Bak Abbas… Ben ve Furuğ, ikimiz de çocuktuk. Furuğ odaya gelir ve saatlerce ağlardı. O benim davranışlarımdan dolayı ağlamazdı, benden ya da bizden şikâyet etmezdi. Onun yakınmaları ve ağlamaları ve onun üzüncü sözüm ona daha iyi anlayanlardandı. Bu üzüntü ve bu ağlama ve rahatsızlık Furuğ’un yaşamından asla eksik olmadı… Bazı işte bu insanlardan bana “Senin hesabın başka Furuğ’unki başka!” dediklerini duyduğumda gülesim ve ağlayasım geliyor. Onlar Furuğ’un hesabını tam ve eksiksiz ödediler. Örnek olarak… Önceki yıllardan kalan gazeteler ve dergilerdir. Bunların Furuğ hakkındaki söylevleri ve vecizelerdir. Şimdi birdenbire…

Şaşıyorum. Ben ölümün bir insanı bu denli değerli ve sevgili yaptığını bilmezdim.

Furuğ’dan elimde kalan mektuplar Furuğ’un dış dünya ile ve “arkadaşları” ile olan ilişkisinin canlı tanıklarıdır. Bu mektupların çoğunda öyle “şahsiyetlerin” adı geçmektedir ki bugün Furuğ için ayrı bir hesap açmışlar ve ona sevgi sopasıyla vuruyorlar. Sopa aynı sopadır. Sadece rengi değişmiş. Bazen düşünüyorum şayet Furuğ yaşıyor olsaydı o çocuksu haliyle (ve bu çocuksu halini biz birlikte olduğumuzda ve oyuncak olduğumuzda takınırdı) hiç kuşkusuz gülmekten kırılırdı!

رازگشایی از یک جنایت مرموز؛ ردپای جمهوری اسلامی در قتل فریدون فرخزاد – PARS  TV NETWORK

Furuğ’un ölümünden sonra onu anımsayan ağıt ve ağıt yakanlar bu sonuca vardılar “Ne kadar erken öldü!” ve bu sonuca varmadılar ki o yıllarca ölmekteydi.
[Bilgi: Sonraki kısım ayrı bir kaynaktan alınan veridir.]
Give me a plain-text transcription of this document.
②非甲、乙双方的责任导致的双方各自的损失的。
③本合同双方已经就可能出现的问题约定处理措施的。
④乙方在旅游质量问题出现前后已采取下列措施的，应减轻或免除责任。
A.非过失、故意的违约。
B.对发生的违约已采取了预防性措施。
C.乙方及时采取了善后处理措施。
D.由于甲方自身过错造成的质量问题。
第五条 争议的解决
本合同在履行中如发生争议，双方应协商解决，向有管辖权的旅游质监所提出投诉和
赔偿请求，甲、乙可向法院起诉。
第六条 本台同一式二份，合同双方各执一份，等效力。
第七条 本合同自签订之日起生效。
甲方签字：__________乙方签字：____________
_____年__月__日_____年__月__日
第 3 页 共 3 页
Furuğ ölmemiş olsaydı bu üzünç şiirlerinin temasını ne kadar kaybederlerdi. Şayet Furuğ ölmemiş olsaydı onlar Furuğ’a karşı kendi ateşli ve sonsuz sevgilerini bu denli lezzetli ve sulandırılmış olarak kaydettiremezlerdi.

Kim bilir ki Furuğ gerçekten neydi, kimdi? Çevresindeki her zamanki üç beş kişinin dışında kim onun gözyaşlarını ve hüzünlü hallerini görüyordu?

Kim bilirdi Furuğ’un haftalarca ağır hasta yattığını ve doktor ve ilaç parası olmadığını ya da kışın, sobasının alevinin ayın ortasında gaz yağının yokluğu ya da mali durumumun noksanlığından dolayı söndüğünü? Furuğ, sobasının gaz yağı parasını bana eğitimim için gönderirdi ya da evlatlık edindiği çocuğuna harcardı, ya da daha çok ihtiyacı olan insanlara verirdi. Sonra saatlerce ve günlerce, yalnız, evininin kapıları kapalı odalarda kalırdı, düşünürdü, şiir yazardı ve onlarda yaşamını açıklardı.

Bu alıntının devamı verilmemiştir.